Here's a list of tips and things you can do to troubleshoot a Refine job that sent an alarm:

  • The alarm email contains the name of the job that failed (there are some jobs that wrap Refine, like EventLoggingSanitization). This can help you understand what failed.
  • The alarm email also contains a list of partitions (schema, year, month, day, hour) that have failed refinement. This can help you understand whether the problem affects just 1 schema, a subset of them, or the whole database. Also, give you the exact time of the problem.
  • Refine jobs execute periodically, and are able to re-refine and fix a failed partition automatically. If you are troubleshooting an alarm that happened hours or days ago, it might have been automatically fixed by Refine itself.

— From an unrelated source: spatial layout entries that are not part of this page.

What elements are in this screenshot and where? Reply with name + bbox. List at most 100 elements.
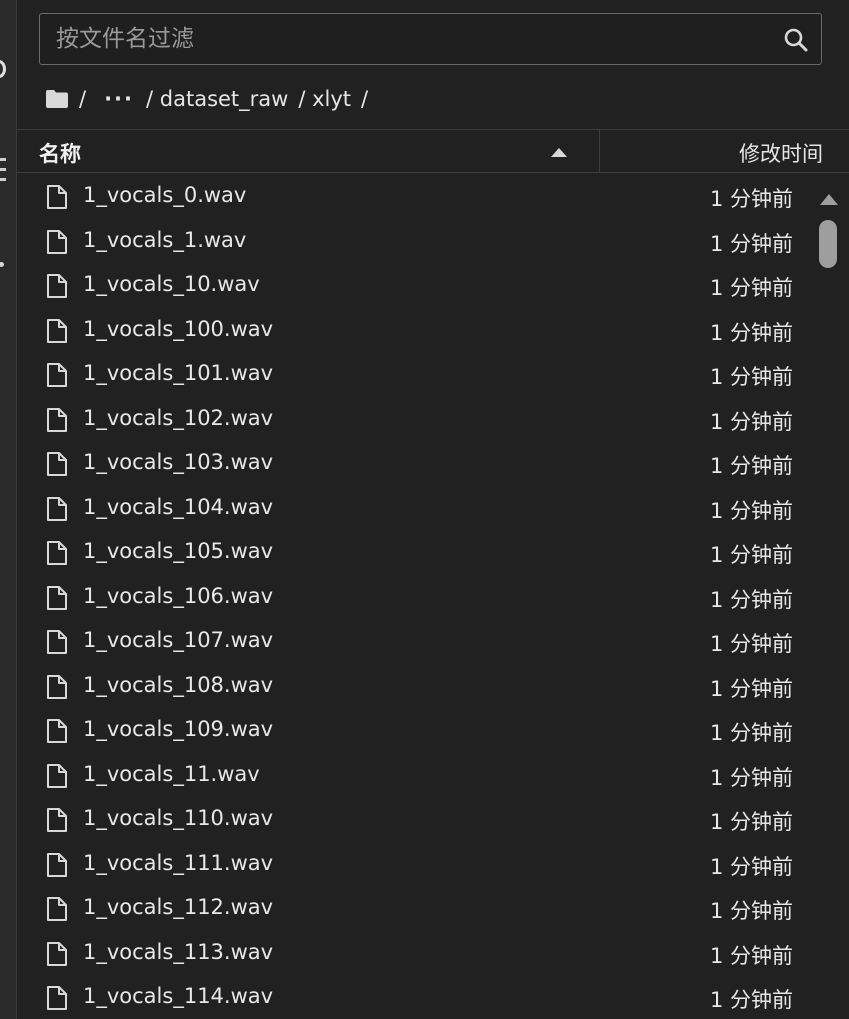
file-row[interactable]: 1_vocals_112.wav 1 分钟前: [17, 886, 815, 931]
file-icon: [47, 763, 67, 788]
file-icon: [47, 274, 67, 298]
file-row[interactable]: 1_vocals_11.wav 1 分钟前: [17, 753, 815, 798]
file-row[interactable]: 1_vocals_10.wav 1 分钟前: [17, 263, 815, 308]
file-row[interactable]: 1_vocals_100.wav 1 分钟前: [17, 308, 815, 353]
file-name: 1_vocals_107.wav: [83, 628, 274, 652]
file-row[interactable]: 1_vocals_113.wav 1 分钟前: [17, 931, 815, 976]
activity-circle-icon[interactable]: [0, 60, 6, 78]
scrollbar-thumb[interactable]: [819, 220, 837, 268]
filter-input[interactable]: [40, 14, 786, 64]
file-modified-time: 1 分钟前: [709, 676, 793, 701]
file-icon: [47, 852, 67, 877]
file-row[interactable]: 1_vocals_104.wav 1 分钟前: [17, 486, 815, 531]
file-modified-time: 1 分钟前: [709, 721, 793, 745]
column-header-name-label: 名称: [39, 142, 81, 166]
file-name: 1_vocals_0.wav: [83, 183, 247, 207]
file-modified-time: 1 分钟前: [709, 632, 793, 656]
file-modified-time: 1 分钟前: [709, 320, 793, 345]
search-icon[interactable]: [783, 27, 809, 53]
activity-list-icon[interactable]: [0, 158, 6, 188]
file-icon: [47, 229, 67, 254]
file-modified-time: 1 分钟前: [709, 276, 793, 300]
file-row[interactable]: 1_vocals_107.wav 1 分钟前: [17, 619, 815, 664]
file-list: 1_vocals_0.wav 1 分钟前 1_vocals_1.wav 1 分钟前 1_…: [17, 174, 815, 1019]
file-row[interactable]: 1_vocals_1.wav 1 分钟前: [17, 219, 815, 264]
file-row[interactable]: 1_vocals_109.wav 1 分钟前: [17, 708, 815, 753]
file-row[interactable]: 1_vocals_106.wav 1 分钟前: [17, 575, 815, 620]
left-activity-strip: [0, 0, 17, 1019]
file-modified-time: 1 分钟前: [709, 899, 793, 923]
file-name: 1_vocals_10.wav: [83, 272, 260, 296]
file-row[interactable]: 1_vocals_105.wav 1 分钟前: [17, 530, 815, 575]
filter-box: [39, 13, 822, 65]
column-header-name[interactable]: 名称: [17, 130, 600, 172]
file-icon: [47, 719, 67, 743]
file-modified-time: 1 分钟前: [709, 543, 793, 567]
file-icon: [47, 452, 67, 476]
folder-icon[interactable]: [45, 89, 69, 109]
file-row[interactable]: 1_vocals_111.wav 1 分钟前: [17, 842, 815, 887]
file-row[interactable]: 1_vocals_103.wav 1 分钟前: [17, 441, 815, 486]
file-icon: [47, 318, 67, 343]
file-row[interactable]: 1_vocals_0.wav 1 分钟前: [17, 174, 815, 219]
file-icon: [47, 407, 67, 432]
breadcrumb: / ··· / dataset_raw / xlyt /: [45, 82, 370, 116]
file-icon: [47, 363, 67, 387]
file-name: 1_vocals_108.wav: [83, 672, 274, 697]
file-icon: [47, 630, 67, 654]
file-icon: [47, 941, 67, 966]
breadcrumb-item-dataset-raw[interactable]: / dataset_raw: [146, 87, 288, 111]
file-name: 1_vocals_102.wav: [83, 405, 274, 430]
file-name: 1_vocals_100.wav: [83, 316, 274, 341]
file-modified-time: 1 分钟前: [709, 765, 793, 790]
file-modified-time: 1 分钟前: [709, 409, 793, 434]
scrollbar[interactable]: [815, 174, 843, 1019]
file-name: 1_vocals_114.wav: [83, 984, 274, 1008]
file-name: 1_vocals_106.wav: [83, 583, 274, 608]
file-modified-time: 1 分钟前: [709, 988, 793, 1012]
activity-dot-icon: [0, 262, 4, 267]
file-icon: [47, 897, 67, 921]
file-name: 1_vocals_104.wav: [83, 494, 274, 519]
file-modified-time: 1 分钟前: [709, 810, 793, 834]
breadcrumb-item-xlyt[interactable]: / xlyt: [298, 87, 351, 111]
file-modified-time: 1 分钟前: [709, 454, 793, 478]
file-browser-panel: / ··· / dataset_raw / xlyt / 名称 修改时间 1_v…: [0, 0, 849, 1019]
breadcrumb-root-separator: /: [79, 87, 87, 111]
file-icon: [47, 674, 67, 699]
file-row[interactable]: 1_vocals_108.wav 1 分钟前: [17, 664, 815, 709]
file-row[interactable]: 1_vocals_102.wav 1 分钟前: [17, 397, 815, 442]
file-name: 1_vocals_101.wav: [83, 361, 274, 385]
file-name: 1_vocals_111.wav: [83, 850, 274, 875]
file-modified-time: 1 分钟前: [709, 587, 793, 612]
file-name: 1_vocals_110.wav: [83, 806, 274, 830]
breadcrumb-ellipsis[interactable]: ···: [104, 87, 134, 111]
file-modified-time: 1 分钟前: [709, 231, 793, 256]
file-name: 1_vocals_1.wav: [83, 227, 247, 252]
file-name: 1_vocals_113.wav: [83, 939, 274, 964]
file-modified-time: 1 分钟前: [709, 365, 793, 389]
file-icon: [47, 496, 67, 521]
breadcrumb-trailing-separator: /: [361, 87, 369, 111]
file-modified-time: 1 分钟前: [709, 187, 793, 211]
file-row[interactable]: 1_vocals_110.wav 1 分钟前: [17, 797, 815, 842]
file-icon: [47, 808, 67, 832]
file-icon: [47, 541, 67, 565]
file-name: 1_vocals_11.wav: [83, 761, 260, 786]
file-icon: [47, 585, 67, 610]
file-name: 1_vocals_103.wav: [83, 450, 274, 474]
file-modified-time: 1 分钟前: [709, 854, 793, 879]
file-modified-time: 1 分钟前: [709, 498, 793, 523]
file-icon: [47, 986, 67, 1010]
file-row[interactable]: 1_vocals_101.wav 1 分钟前: [17, 352, 815, 397]
file-name: 1_vocals_112.wav: [83, 895, 274, 919]
file-icon: [47, 185, 67, 209]
column-header-modified[interactable]: 修改时间: [739, 138, 823, 168]
scroll-up-arrow-icon[interactable]: [819, 192, 839, 206]
file-name: 1_vocals_109.wav: [83, 717, 274, 741]
file-modified-time: 1 分钟前: [709, 943, 793, 968]
file-row[interactable]: 1_vocals_114.wav 1 分钟前: [17, 975, 815, 1019]
file-list-header: 名称 修改时间: [17, 129, 849, 173]
sort-ascending-icon: [551, 148, 567, 157]
file-name: 1_vocals_105.wav: [83, 539, 274, 563]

  • If you look for the job name in puppet (refine.pp or data_purge.pp), you'll find the source and destination HDFS directories and Hive tables.
  • Check whether the destination partitions are present (success) or missing (failed). You can do it from Hive by querying for the partitions in question; or from HDFS by executing hdfs dfs -ls.
  • It can happen that the source data is invalid too, check it querying from Hive or by executing `hdfs dfs -ls` on the source directories.
  • If the destination data is invalid, you can look at the yarn logs for the job. For that, you need the applicationId. You can find it in yarn.wikimedia.org by searching for the job name and datetime. Once you have the applicationId, see how to access logs in the 'logs' section above. The logs can be huge, pipe them to less, or try grepping them.
  • If you can not find the applicationId, you can rerun the job manually to reproduce the error. Execute systemctl list-timers in an-coord1001.eqiad.wmnet and grep for the job name. Then execute systemctl status <corresponding service name> and under ExecStart you'll see the script that runs that job. You can cat it and extract the re-run command. Note that you might have to add --since and --until parameters.